Postautor: Mijka » 08 lip 2010, 16:25
ja jestem daleka od ideału studenta, bo wszędzie chadzam własnymi ściężkami i generalnie cały proces edukacji to dla mnie zawsze była ciężka przeprawa, nigdy nie miałam problemu z ocenami, ale z frekwencją już całkiem spore, i tu się nic nie zmieniło, pod koniec podstawówki pisałam egzaminy komisyjne z czterech przedmiotów, w liceum wolałam siedzieć z książką w parku i potem przepisywać zeszyty od koleżanek, teraz też często bywam u prodziekana czy właśnie w dziekanacie, bo tu podanie o iosa, tu o przedłużenie ważności karty, tu o zmianę tytułu pracy dyplomowej, ja już tak mam. nie mówiąc o tym, że już dawno powinnam studia skończyć, a ja wciąż zaczynam nowe, a mgr przed nazwiskiem jak nie było, tak nie ma, no ale, ja nawet teraz, po tylu studenckich doświadczeniach, nie mogłabym się zdecydować na jakiś jeden konkretny profil. myślę, że to jest uwarunkowane moim typowo humanistycznym ukierunkowaniem, bo z tej dziedziny, prawie wszystko wydaje mi się na tyle ciekawe, żeby to zgłębiać naukowo.

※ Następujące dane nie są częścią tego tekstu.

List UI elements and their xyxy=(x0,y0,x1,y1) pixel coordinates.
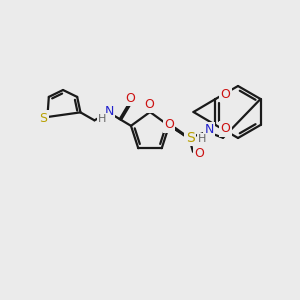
Text: O: O xyxy=(125,92,135,105)
Text: O: O xyxy=(164,118,174,131)
Text: N: N xyxy=(105,105,114,118)
Text: O: O xyxy=(144,98,154,112)
Text: O: O xyxy=(220,122,230,136)
Text: O: O xyxy=(220,88,230,100)
Text: S: S xyxy=(39,112,47,124)
Text: H: H xyxy=(98,114,107,124)
Text: S: S xyxy=(186,131,194,145)
Text: O: O xyxy=(194,147,204,160)
Text: N: N xyxy=(204,123,214,136)
Text: H: H xyxy=(198,134,206,144)
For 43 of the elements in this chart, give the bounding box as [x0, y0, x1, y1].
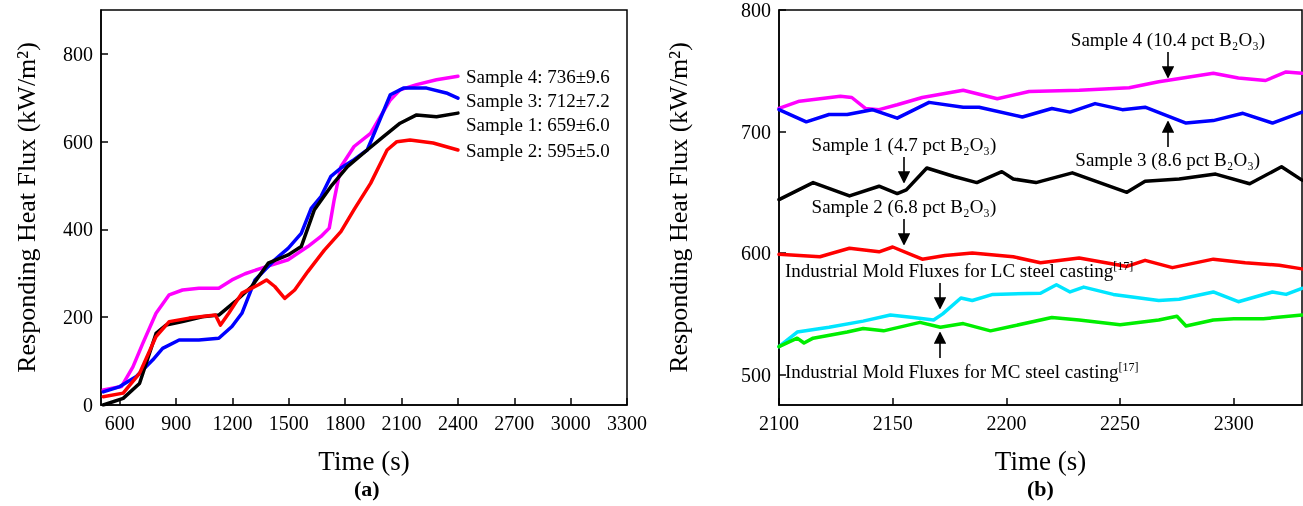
x-tick-label: 1200	[212, 412, 253, 434]
annotation: Industrial Mold Fluxes for LC steel casting$^{[17]}$	[785, 258, 1134, 282]
line-series	[777, 70, 1303, 112]
annotation: Sample 3 (8.6 pct B₂O₃)	[1075, 148, 1261, 170]
annotation: Sample 1 (4.7 pct B₂O₃)	[811, 133, 997, 155]
x-tick-label: 2100	[759, 412, 799, 434]
annotation: Sample 2 (6.8 pct B₂O₃)	[811, 195, 997, 217]
y-tick-label: 500	[741, 363, 771, 386]
text: (a)	[354, 476, 380, 502]
x-tick-label: 1800	[325, 412, 366, 434]
y-tick-label: 600	[63, 130, 93, 153]
y-tick-label: 200	[63, 306, 93, 329]
y-tick-label: 600	[741, 242, 771, 265]
x-tick-label: 2250	[1100, 412, 1141, 434]
y-tick-label: 700	[741, 120, 771, 143]
y-tick-label: 800	[741, 0, 771, 21]
x-axis-title: Time (s)	[318, 445, 410, 476]
x-tick-label: 2400	[437, 412, 478, 434]
x-tick-label: 3000	[550, 412, 591, 434]
x-tick-label: 2150	[872, 412, 913, 434]
line-series	[777, 313, 1303, 349]
annotation: Industrial Mold Fluxes for MC steel casting$^{[17]}$	[785, 360, 1139, 383]
y-tick-label: 400	[63, 218, 93, 241]
x-tick-label: 3300	[607, 412, 647, 434]
text: (b)	[1027, 476, 1054, 502]
x-tick-label: 2300	[1213, 412, 1254, 434]
y-axis-title: Responding Heat Flux (kW/m²)	[663, 42, 693, 373]
x-tick-label: 2700	[494, 412, 535, 434]
x-tick-label: 1500	[268, 412, 309, 434]
annotation: Sample 3: 712±7.2	[465, 89, 610, 111]
y-axis-title: Responding Heat Flux (kW/m²)	[11, 42, 41, 373]
y-tick-label: 800	[63, 42, 93, 65]
y-tick-label: 0	[83, 394, 93, 416]
annotation: Sample 1: 659±6.0	[465, 113, 610, 135]
x-tick-label: 2200	[986, 412, 1027, 434]
x-tick-label: 2100	[381, 412, 422, 434]
line-series	[777, 100, 1303, 125]
x-axis-title: Time (s)	[994, 445, 1087, 476]
annotation: Sample 4: 736±9.6	[465, 65, 610, 87]
annotation: Sample 4 (10.4 pct B₂O₃)	[1070, 29, 1266, 51]
x-tick-label: 900	[161, 412, 192, 434]
x-tick-label: 600	[104, 412, 135, 434]
annotation: Sample 2: 595±5.0	[465, 139, 610, 161]
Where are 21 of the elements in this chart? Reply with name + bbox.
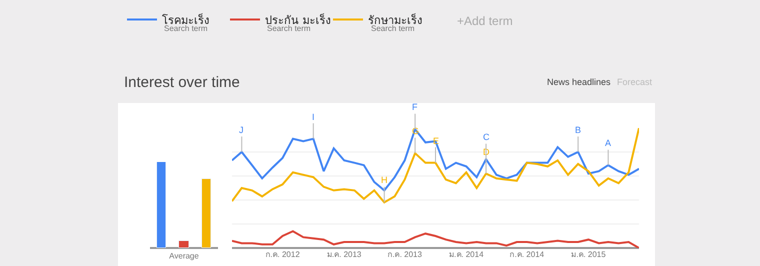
annotation: F bbox=[412, 102, 418, 112]
annotation: A bbox=[605, 138, 612, 148]
x-tick-label: Average bbox=[169, 252, 200, 261]
annotation: C bbox=[483, 132, 490, 142]
annotation: B bbox=[575, 125, 582, 135]
x-tick-label: ก.ค. 2014 bbox=[510, 250, 545, 259]
annotation: H bbox=[381, 175, 388, 185]
text: Search term bbox=[267, 24, 311, 33]
text: +Add term bbox=[457, 14, 513, 28]
text: Search term bbox=[371, 24, 415, 33]
x-tick-label: ม.ค. 2015 bbox=[571, 250, 606, 259]
x-tick-label: ม.ค. 2013 bbox=[326, 250, 362, 259]
annotation: D bbox=[483, 147, 490, 157]
text: Search term bbox=[164, 24, 208, 33]
x-tick-label: ม.ค. 2014 bbox=[449, 250, 484, 259]
text: News headlines bbox=[547, 77, 612, 87]
annotation: I bbox=[312, 112, 315, 122]
x-tick-label: ก.ค. 2012 bbox=[265, 250, 300, 259]
x-tick-label: ก.ค. 2013 bbox=[387, 250, 422, 259]
annotation: J bbox=[239, 125, 244, 135]
chart-title: Interest over time bbox=[124, 74, 240, 91]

ale odnośnie obsługi w dziekanacie, to ja zawsze sądziłam, że ta pani po prostu personalnie mnie nie lubi, a ja specjalnie gryzę się w język, i jestem naprawdę nadzwyczaj uprzejma, a i tak słyszę, że nie wiadomo, co ja sobie wyobrażam, że ona tam dla nie siedzi dla mnie, że niby skąd ma znać odpowiedź na moje pytania. dziś sobie trochę pogadałam z ludźmi, w końcu spędziłam tam 6 h(!) i usłyszałam, że ona tak w stosunku do wszystkich. zachowuje się tak, jakby siedziała tam za kare, a to przecież tylko 3,5 h dziennie.
Ostatnio zmieniony 08 lip 2010, 16:41 przez
Mijka, łącznie zmieniany 5 razy.
kokieteria to zachowanie, które ma dać drugiej osobie do zrozumienia, że spółkowanie jest możliwe, ale ta możliwość nie może być pewnością.